Référence : 2014 CF 473

[TRADUCTION FRANÇAISE CERTIFIÉE, NON RÉVISÉE]

Toronto (Ontario), le 14 mai 2014

En présence de madame la juge Mactavish

ENTRE :

LE MINISTRE DE LA CITOYENNETÉ ET DE L’IMMIGRATION

demandeur

et

SEGUNDA MANUELA MERA

défenderesse

JUGEMENT ET MOTIFS

[1]               Le ministre de la Citoyenneté et de l’Immigration interjette appel de la décision par laquelle un juge de la citoyenneté a approuvé la demande de citoyenneté canadienne de Segunda Manuela Mera. Pour les motifs qui suivent, je conclus que l’appel doit être accueilli.

I.                   Contexte

[2]               Madame Mera est une résidente permanente du Canada âgée de 82 ans qui est originaire de l’Équateur. Elle a quatre filles qui vivent au Canada, et trois fils qui vivent en Équateur. Elle vit chez l’une de ses filles lorsqu’elle est au Canada, et elle possède sa propre maison en Équateur.

[3]               Madame Mera a déposé sa demande de citoyenneté le 7 août 2005. Ainsi, la période pertinente de quatre ans relative à son obligation de résidence s’étendait donc du 7 août 2005 au 7 août 2009.

[4]               Madame Mera a indiqué dans sa demande de citoyenneté qu’elle avait été absente du Canada à l’occasion quatre voyages d’une durée totale de 542 jours, et qu’elle avait été effectivement présente au Canada pendant environ 918 jours au cours de la période pertinente.

[5]               Le 11 septembre 2013, Mme Mera a comparu devant un juge de la citoyenneté, qui a ensuite demandé une copie de son rapport d’entrées et de sorties (un « rapport du SIED ») de l’Agence des services frontaliers du Canada.

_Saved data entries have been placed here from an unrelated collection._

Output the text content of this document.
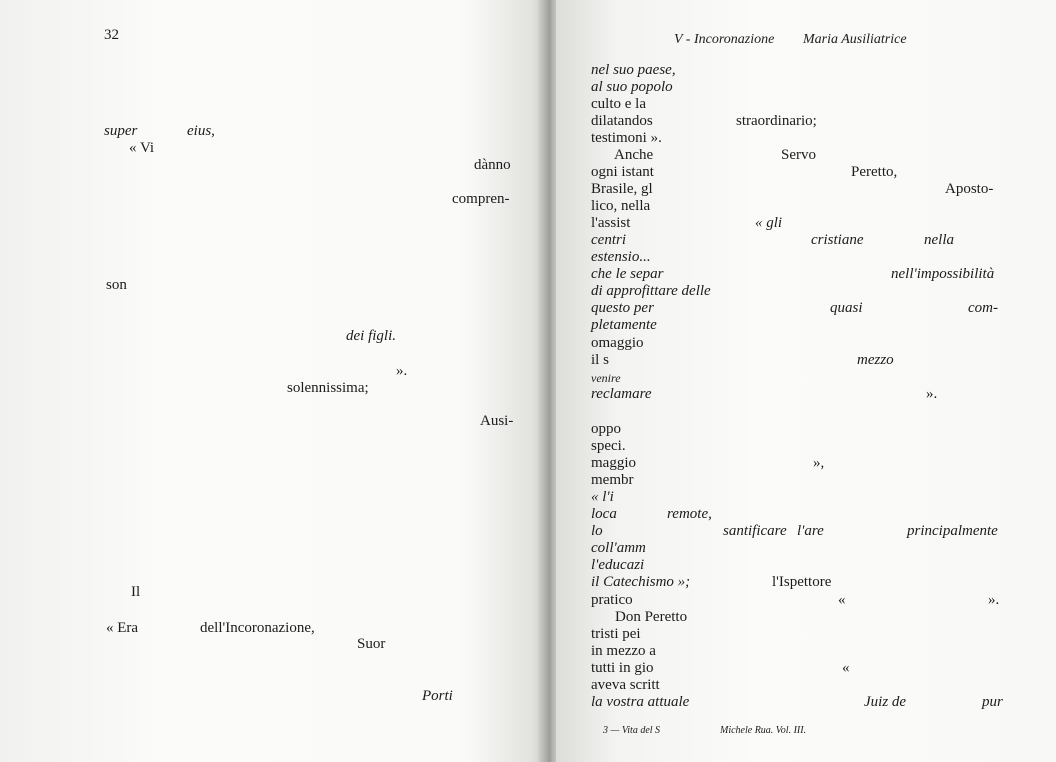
32
super	eius,
« Vi
dànno
compren-
son
dei figli.
».
solennissima;
Ausi-
Il
« Era	dell'Incoronazione,
Suor
Porti
V - Incoronazione Maria Ausiliatrice
nel suo paese,
al suo popolo
culto e la
dilatandos	straordinario;
testimoni ».
Anche	Servo
ogni istant	Peretto,
Brasile, gl	Aposto-
lico, nella
l'assist	« gli
centri	cristiane	nella
estensio...
che le separ	nell'impossibilità
di approfittare delle
questo per	quasi	com-
pletamente
omaggio
il s	mezzo
venire
reclamare	».
oppo
speci.
maggio	»,
membr
« l'i
loca	remote,
lo	santificare l'are	principalmente
coll'amm
l'educazi
il Catechismo »;	l'Ispettore
pratico	«	».
Don Peretto
tristi pei
in mezzo a
tutti in gio	«
aveva scritt
la vostra attuale	Juiz de	pur
3 — Vita del S	Michele Rua. Vol. III.
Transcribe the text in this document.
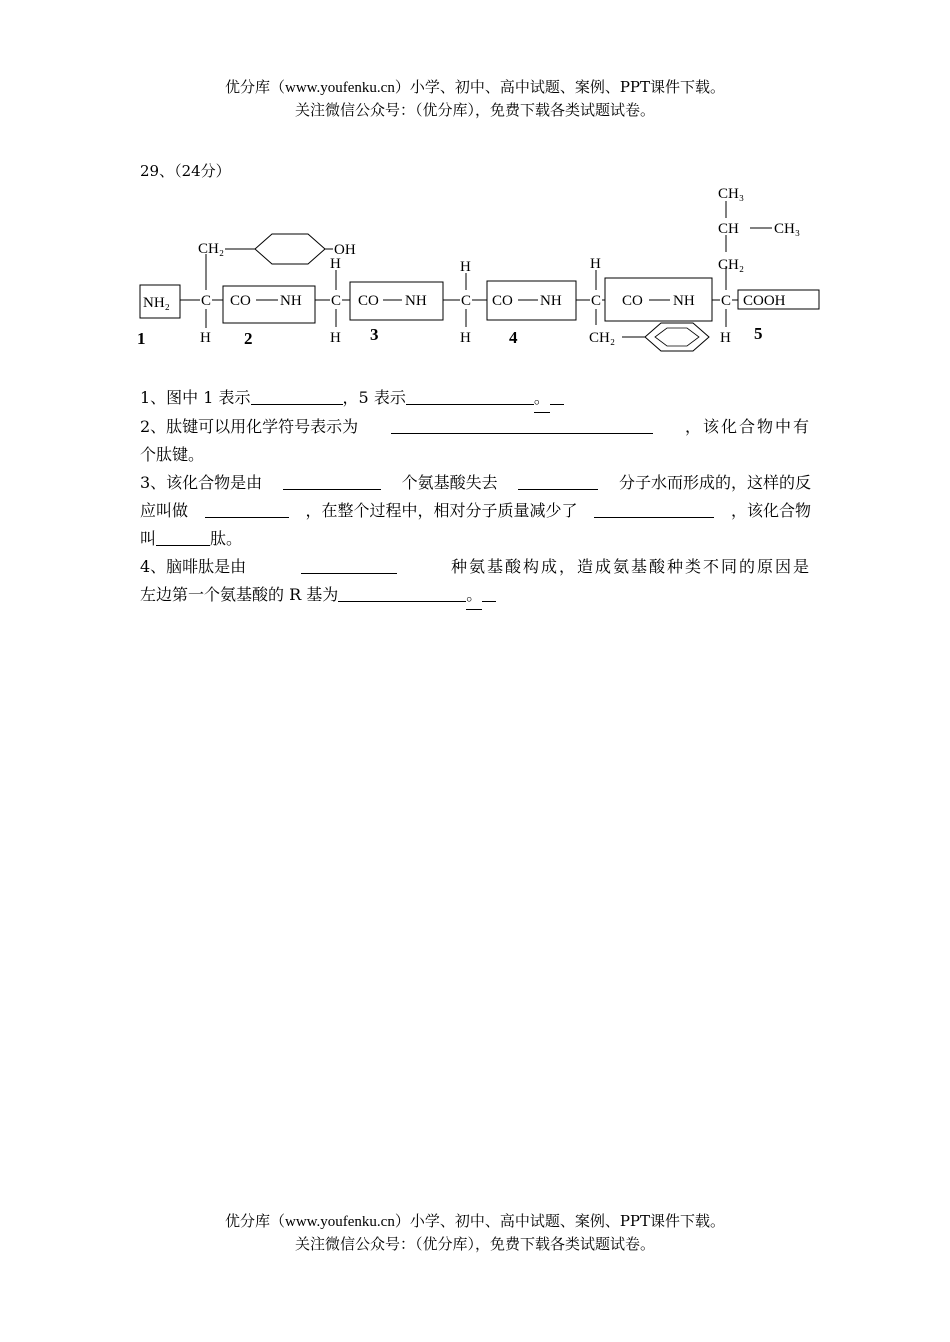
优分库（www.youfenku.cn）小学、初中、高中试题、案例、PPT课件下载。
关注微信公众号：（优分库），免费下载各类试题试卷。
29、（24分）
NH₂ C	C	C	C	C
H
H
H
H
H
H
H
CO NH	CO NH	CO NH	CO NH	COOH
CH₂	OH
CH₂
CH₃
CH CH₃
CH₂
1	2	3	4	5
1、图中 1 表示	，5 表示	。
2、肽键可以用化学符号表示为	，该化合物中有
个肽键。
3、该化合物是由	个氨基酸失去	分子水而形成的，这样的反
应叫做	，在整个过程中，相对分子质量减少了	，该化合物
叫	肽。
4、脑啡肽是由	种氨基酸构成，造成氨基酸种类不同的原因是
左边第一个氨基酸的 R 基为	。
优分库（www.youfenku.cn）小学、初中、高中试题、案例、PPT课件下载。
关注微信公众号：（优分库），免费下载各类试题试卷。
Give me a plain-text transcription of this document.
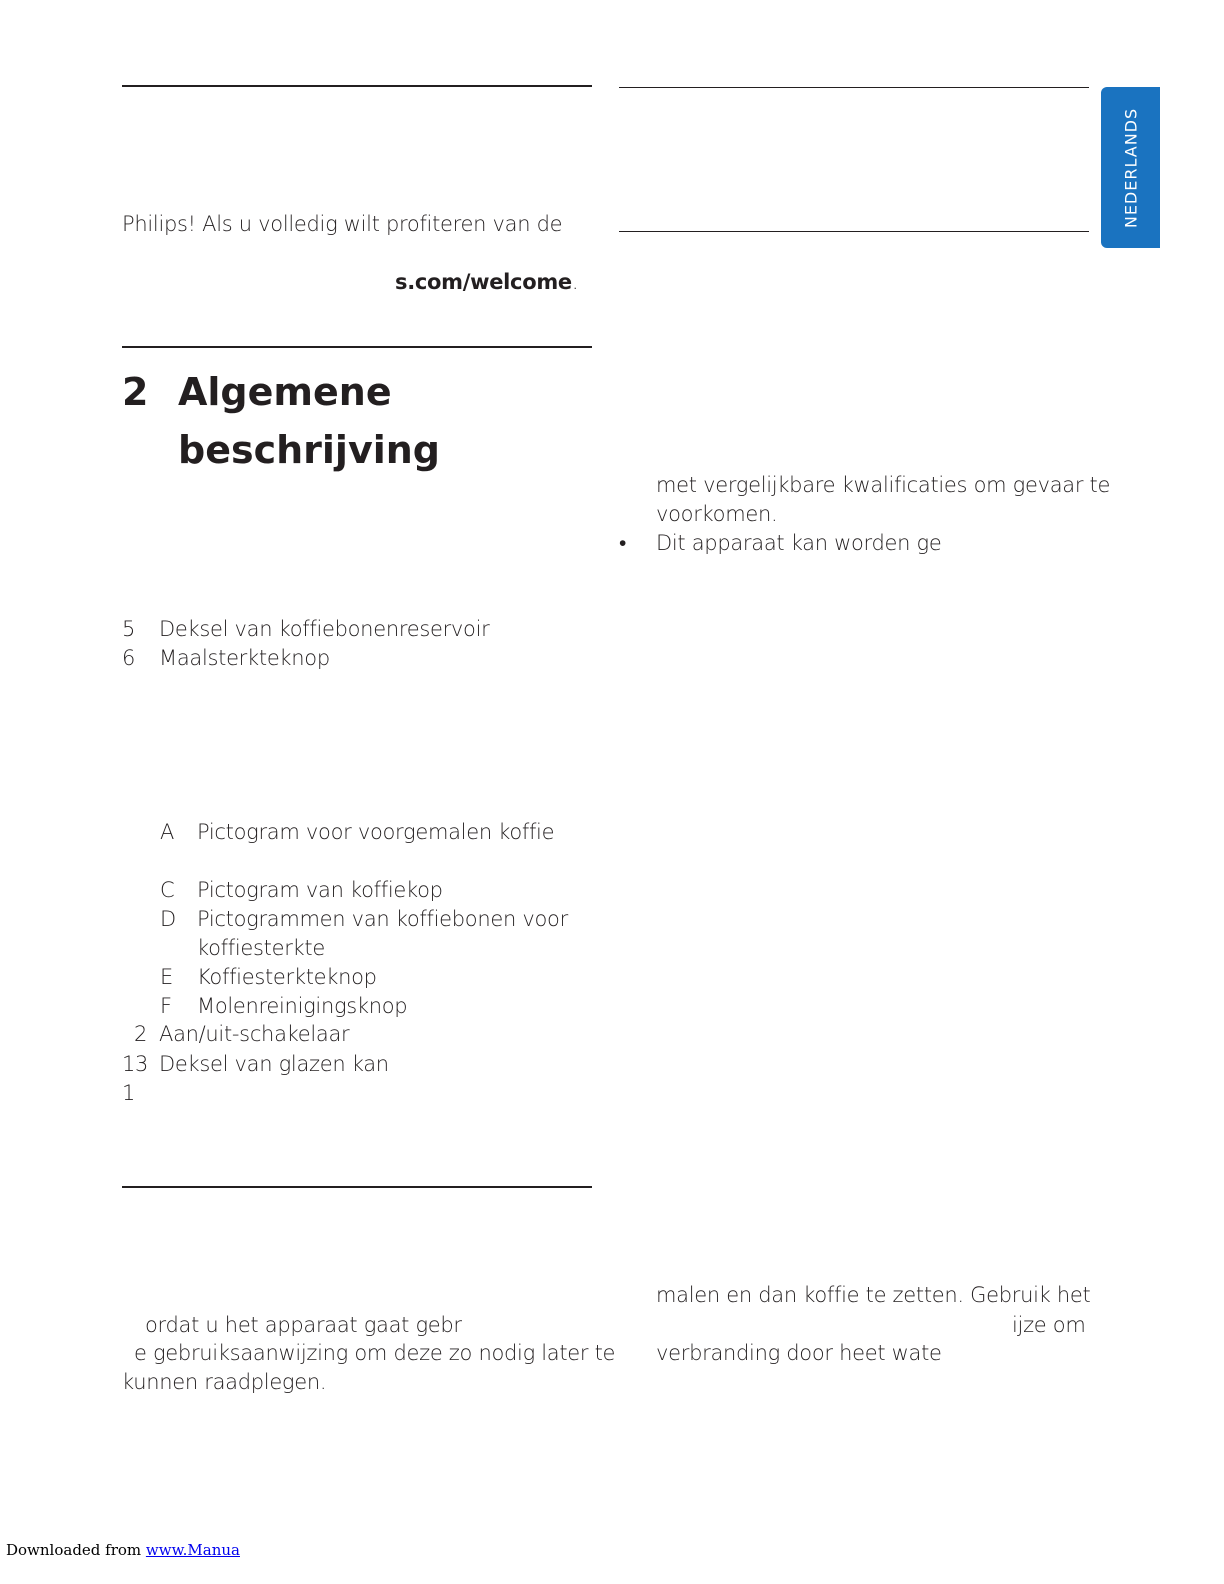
NEDERLANDS
Philips! Als u volledig wilt profiteren van de
s.com/welcome.
2 Algemene
beschrijving
5 Deksel van koffiebonenreservoir
6 Maalsterkteknop
A Pictogram voor voorgemalen koffie
C Pictogram van koffiekop
D Pictogrammen van koffiebonen voor
koffiesterkte
E Koffiesterkteknop
F Molenreinigingsknop
2 Aan/uit-schakelaar
13 Deksel van glazen kan
1
ordat u het apparaat gaat gebr
e gebruiksaanwijzing om deze zo nodig later te
kunnen raadplegen.
met vergelijkbare kwalificaties om gevaar te
voorkomen.
• Dit apparaat kan worden ge
malen en dan koffie te zetten. Gebruik het
ijze om
verbranding door heet wate
Downloaded from www.Manua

Le rapport du SIED confirmait essentiellement le témoignage de Mme Mera quant à ses séjours à l’étranger, même si aucune mention n’y était faite d’un bref voyage au Mexique en 2008. Cette omission n’a pas joué de rôle important dans la décision du juge de la Citoyenneté, non plus qu’elle n’a d’incidence sur l’issue du présent appel.

[6]               Selon Mme Mera, son dernier voyage à l’étranger a débuté le 25 juillet 2009, bien que le juge de la Citoyenneté ait conclu par erreur qu’il avait commencé le 21 janvier 2010.

[7]               Le juge de la citoyenneté a approuvé la demande de Mme Mera le 12 septembre 2013. Considérant l’ensemble de la preuve, y compris [traduction] « le cycle de ses absences » et son témoignage, il a conclu qu’elle [traduction] « vivait véritablement au Canada et y avait été effectivement présente pendant un nombre de jours suffisant pour se conformer à la Loi sur la citoyenneté ».

II.                Analyse

[8]               Pour avoir droit à la citoyenneté canadienne, un demandeur doit démontrer qu’il a résidé au Canada pendant trois des quatre années précédant immédiatement la demande de citoyenneté.

[9]               La jurisprudence de la Cour a reconnu trois critères pouvant servir à déterminer si un demandeur a satisfait aux conditions de résidence de la Loi sur la citoyenneté, LRC 1985, c C‑29.

[10]           Le premier est celui de la présence effective établi par la Cour dans la décision Re Pourghasemi [1993] ACF no 232. Ce critère ne requiert du demandeur qu’une période de présence effective au Canada d’au moins trois ans sur quatre, soit un minimum de 1 095 jours.

[11]           Le deuxième critère est celui qui a été formulé dans la décision Re Papadogiorgakis, [1978] 2 CF 208; [1978] ACF no 31. Ce critère est moins rigoureux en ce qu’il ne demande au demandeur que de démontrer qu’il a un grand attachement pour le Canada et qu’il y a établi une résidence, même s’il s’est absenté temporairement du pays.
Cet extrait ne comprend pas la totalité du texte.